Pour le droit à l’emploi et à la formation pour tou·te·s !

Mardi 5 juin le collectif Droit de rester déposera au Grand Conseil une pétition pour demander le droit à l’emploi et à la formation pour toutes les personnes déboutées de l’asile qui ne bénéficient pas de ces droits. Lancée le 26 octobre 2017, la pétition a recueilli plus de 2000 signatures! Signe que les temps changent?
Dans le canton de Vaud, plus de 800 personnes déboutées de l’asile vivent sans avoir le droit de se former ou de travailler. Nombre d’entre elles habitent pourtant ici depuis des années et le retour dans leur pays est souvent tout simplement pas possible.
Le Collectif Droit de rester dénonce depuis plusieurs années les conditions de survie auxquelles ces personnes sont contraintes. Les maintenir dans un système qui leur interdit de travailler est une aberration qui les oblige à une oisiveté mal vécue. Le collectif est en particulier préoccupé par la situation des jeunes personnes déboutées de l’asile, forcées d’arrêter leur apprentissage alors qu’elles ont fait l’école obligatoire dans le canton.
Le droit au travail, comme à la formation, est un droit fondamental et universel qui doit être respecté par les autorités vaudoises. 

«A quoi ça sert de faire un apprentissage si après t’as même pas le droit de travailler? ça te démotive.» (K., 23 ans, à l’aide d’urgence depuis 3 ans)
«Je ne comprends pas où est le problème: si on travaille on devient autonome, on ne coûte pas à la société.» (R, sans papiers depuis 10 ans)
La situation n’est plus viable! Plus de 2000 personnes partagent ce constat et demandent aux autorités vaudoises d’octroyer des permis de travail aux personnes qui vivent ici et soutiennent leurs demandes de régularisation auprès du SEM à Berne. Cette mesure favoriserait grandement l’équilibre psychique des personnes concernées et le vivre ensemble dont nous avons tou·te·s besoin.
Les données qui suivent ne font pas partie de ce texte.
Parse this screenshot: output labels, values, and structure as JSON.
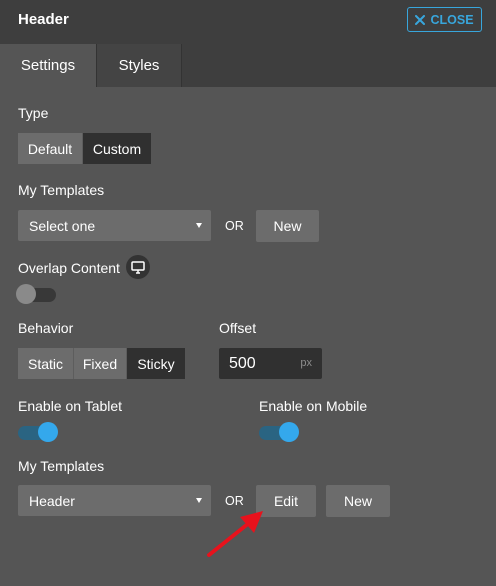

Mardi 5 juin à 13h45, le collectif déposera la pétition dans les mains de la présidente du Grand Conseil, Madame Sylvie Podio. La presse est invitée à se joindre à l’événement.

Témoignage de M.A.K (24 ans), en Suisse depuis 2011
«Ma demande d'asile a été rejetée en 2013 et depuis lors je suis à l'aide d'urgence sans identité, sans futur ni perspective d'évolution. Malgré la précarité de ma situation, je me suis intégré en faisant plusieurs formation et stage couronné par un CFC d’assistant en soins et santé communautaire (ASSC) au CHUV. Après mes 5 ans en Suisse je fais ma demande d'article 14 qui a été acceptée par le canton, mais refusée par le SEM sous prétexte que je bénéficie du social (aide d'urgence) pourtant j'ai une promesse de contrat de travail au CHUV à la suite de ma formation et j'attendais juste ce permis pour travailler et ne plus dépendre de l'aide d'urgence; un cercle vicieux infernal.»
Témoignage d’Hodette, qui a fait une formation en soins en 2016-2017

«Je désire vraiment être occupée et avoir des contacts sociaux. Mais après cette formation je n’ai plus de droit au travail malgré mes qualités reconnues et le besoin en personnel dans ce domaine. Je suis condamnée à l’inaction et en souffre moralement».